Nevertheless, exactly how the image was imprinted on cloth remains a mystery that, so far as anyone knows, has never been repeated. Studies by other scientists have shown that the actual image — which lies on the very surface of the linen fibers at a depth less than 100 times as thick as a human hair — is the result, not of paint or any sort of pigment, but of rapid dehydration of the natural cellulose present in the fibers accomplished without heat
Shroud investigators stress that while relics like the Shroud are not central to belief in the divinity and salvific mission of Christ, they can serve as powerful aids to developing a working faith. "It’s silly to suggest that evidence like the Shroud should play no role in under girding our faith," said Gary Habermas, chairman of the department of philosophy and theology at Liberty University in Lynchburg, Va., and co-author of two books on the Shroud. "Jesus himself said if people could not simply believe what he said, then ‘at least believe on the evidence of the miracles themselves’" (John 14:11).
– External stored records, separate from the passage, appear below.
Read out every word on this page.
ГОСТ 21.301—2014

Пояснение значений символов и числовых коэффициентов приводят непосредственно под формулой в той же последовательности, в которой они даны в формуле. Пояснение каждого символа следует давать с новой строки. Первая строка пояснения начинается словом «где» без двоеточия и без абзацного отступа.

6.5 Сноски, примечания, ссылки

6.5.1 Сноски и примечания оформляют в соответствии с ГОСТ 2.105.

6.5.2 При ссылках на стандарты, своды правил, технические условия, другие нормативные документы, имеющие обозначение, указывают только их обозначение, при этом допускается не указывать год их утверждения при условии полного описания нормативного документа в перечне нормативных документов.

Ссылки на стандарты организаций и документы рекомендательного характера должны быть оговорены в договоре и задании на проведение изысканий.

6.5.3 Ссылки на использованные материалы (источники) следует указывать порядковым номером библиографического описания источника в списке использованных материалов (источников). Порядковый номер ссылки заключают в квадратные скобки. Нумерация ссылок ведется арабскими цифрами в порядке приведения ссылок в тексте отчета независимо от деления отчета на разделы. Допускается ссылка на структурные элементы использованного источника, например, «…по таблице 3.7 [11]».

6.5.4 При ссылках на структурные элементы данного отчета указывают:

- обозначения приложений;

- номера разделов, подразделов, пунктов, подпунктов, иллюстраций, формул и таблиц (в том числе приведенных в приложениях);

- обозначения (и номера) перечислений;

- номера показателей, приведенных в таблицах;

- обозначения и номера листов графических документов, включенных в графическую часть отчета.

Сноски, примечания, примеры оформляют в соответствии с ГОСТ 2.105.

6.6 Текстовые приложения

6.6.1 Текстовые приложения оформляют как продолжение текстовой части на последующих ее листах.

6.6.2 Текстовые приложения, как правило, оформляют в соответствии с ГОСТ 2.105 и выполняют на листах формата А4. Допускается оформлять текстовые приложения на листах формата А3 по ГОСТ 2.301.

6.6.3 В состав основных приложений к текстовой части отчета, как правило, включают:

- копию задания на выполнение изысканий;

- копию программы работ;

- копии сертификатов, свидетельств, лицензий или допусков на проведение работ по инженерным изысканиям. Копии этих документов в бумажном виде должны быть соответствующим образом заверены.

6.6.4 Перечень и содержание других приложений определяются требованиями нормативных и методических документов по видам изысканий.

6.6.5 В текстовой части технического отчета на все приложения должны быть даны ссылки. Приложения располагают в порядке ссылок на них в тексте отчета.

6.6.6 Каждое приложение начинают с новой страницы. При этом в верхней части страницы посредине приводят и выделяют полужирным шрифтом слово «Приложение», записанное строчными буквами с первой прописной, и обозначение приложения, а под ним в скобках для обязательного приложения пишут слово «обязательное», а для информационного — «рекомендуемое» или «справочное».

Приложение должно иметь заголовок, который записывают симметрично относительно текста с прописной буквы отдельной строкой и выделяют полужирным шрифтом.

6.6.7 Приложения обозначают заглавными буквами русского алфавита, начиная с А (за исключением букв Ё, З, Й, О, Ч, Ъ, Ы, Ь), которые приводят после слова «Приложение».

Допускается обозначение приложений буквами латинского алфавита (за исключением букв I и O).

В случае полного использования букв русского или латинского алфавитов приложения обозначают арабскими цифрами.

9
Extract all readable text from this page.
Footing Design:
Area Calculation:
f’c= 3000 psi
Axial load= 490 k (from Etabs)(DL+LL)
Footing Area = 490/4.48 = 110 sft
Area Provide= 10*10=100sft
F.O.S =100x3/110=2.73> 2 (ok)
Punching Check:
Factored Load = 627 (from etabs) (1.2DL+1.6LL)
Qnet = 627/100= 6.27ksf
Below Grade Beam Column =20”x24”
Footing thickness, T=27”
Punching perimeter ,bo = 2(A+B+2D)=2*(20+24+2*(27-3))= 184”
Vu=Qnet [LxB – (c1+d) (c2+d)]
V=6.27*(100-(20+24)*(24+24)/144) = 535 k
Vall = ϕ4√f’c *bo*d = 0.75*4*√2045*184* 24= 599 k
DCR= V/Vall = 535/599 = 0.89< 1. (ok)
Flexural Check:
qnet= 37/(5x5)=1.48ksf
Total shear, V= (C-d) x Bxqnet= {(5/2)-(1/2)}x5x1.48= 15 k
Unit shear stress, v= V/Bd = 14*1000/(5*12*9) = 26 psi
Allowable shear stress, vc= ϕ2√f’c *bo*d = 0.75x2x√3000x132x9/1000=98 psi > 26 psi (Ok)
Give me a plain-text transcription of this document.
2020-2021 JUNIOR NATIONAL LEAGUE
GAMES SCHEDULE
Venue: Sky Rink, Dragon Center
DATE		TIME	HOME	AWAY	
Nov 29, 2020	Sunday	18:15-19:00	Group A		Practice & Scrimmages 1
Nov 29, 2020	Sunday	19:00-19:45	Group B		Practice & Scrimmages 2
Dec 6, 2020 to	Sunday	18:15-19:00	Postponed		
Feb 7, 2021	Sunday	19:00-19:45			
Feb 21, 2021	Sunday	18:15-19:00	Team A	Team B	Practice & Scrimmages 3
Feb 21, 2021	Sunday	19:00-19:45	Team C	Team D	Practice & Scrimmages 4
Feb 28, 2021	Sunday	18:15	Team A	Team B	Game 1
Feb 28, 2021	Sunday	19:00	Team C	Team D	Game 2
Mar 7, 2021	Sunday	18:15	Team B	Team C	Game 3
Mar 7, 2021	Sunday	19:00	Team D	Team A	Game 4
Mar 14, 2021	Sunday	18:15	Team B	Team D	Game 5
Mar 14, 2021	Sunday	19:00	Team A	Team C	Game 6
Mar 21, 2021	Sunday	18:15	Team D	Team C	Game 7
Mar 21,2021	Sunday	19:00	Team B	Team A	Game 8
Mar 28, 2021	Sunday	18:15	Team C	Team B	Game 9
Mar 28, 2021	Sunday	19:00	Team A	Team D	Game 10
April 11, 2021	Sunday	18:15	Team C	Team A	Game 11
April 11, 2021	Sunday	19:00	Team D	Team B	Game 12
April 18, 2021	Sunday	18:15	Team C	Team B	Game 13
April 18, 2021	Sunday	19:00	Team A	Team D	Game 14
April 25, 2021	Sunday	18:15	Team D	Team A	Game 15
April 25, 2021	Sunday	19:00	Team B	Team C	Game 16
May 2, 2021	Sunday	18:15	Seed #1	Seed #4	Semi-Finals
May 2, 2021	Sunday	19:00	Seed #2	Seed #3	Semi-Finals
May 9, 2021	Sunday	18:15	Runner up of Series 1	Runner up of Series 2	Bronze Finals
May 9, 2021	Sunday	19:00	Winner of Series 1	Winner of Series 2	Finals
As an evangelical Christian, Habermas is careful to separate his own appreciation for the Shroud — "There’s a good chance it is authentic," he says — from his worship of the living Christ. Still, for him the Shroud is nothing less than a pictorial Gospel. "It’s all there: deity, death and resurrection," he said. "The Shroud shows that he’s dead, but that there’s something happening to bring him to life." He also suggested the evidence of Jesus’ awful suffering imprinted on the Shroud should cause every Christian to re-examine his commitment to the faith. "A university student once said to me that it removes the flippant approach," he recalled. "You know how some people talk, ‘Yeah, Christ died for my sins. Hey, you wanna get a burger?’"
For his part, Accetta grew up Catholic but left the Church as an agnostic in his youth, convinced that belief in God was "pretty much just a way to deal with mortality." In spite of his skepticism, he was intrigued by a radio talk on the Shroud in 1992 by Dr. Alan Whanger, professor emeritus at Duke University and chief researcher for the Council for Study of the Shroud of Turin (duke.edu/~adw2/shroud). He met with Whanger and began to collect information, enthralled by the "clarity" of the materials available. Nevertheless, it was not the Shroud itself but his study of it that made Accetta a believer, he stressed. To know more about the Shroud, he had to study Scripture and Tradition.
To learn about the cloth’s early history, Accetta had to research the Church Fathers. "Somewhere in 1997," he said, "I realized my data had changed and that I was now a believer." But not, at that point, a convinced Catholic. That quickly changed and Accetta came back to the Church of his childhood as he read the Ante-Nicene Fathers and understood their emphasis on sacramental theology. "The Shroud became the fulcrum that turned my life in a new direction," said Accetta. "The Christian faith had been a puzzle, but as I studied the faith in order to understand the Shroud the pieces fell into place."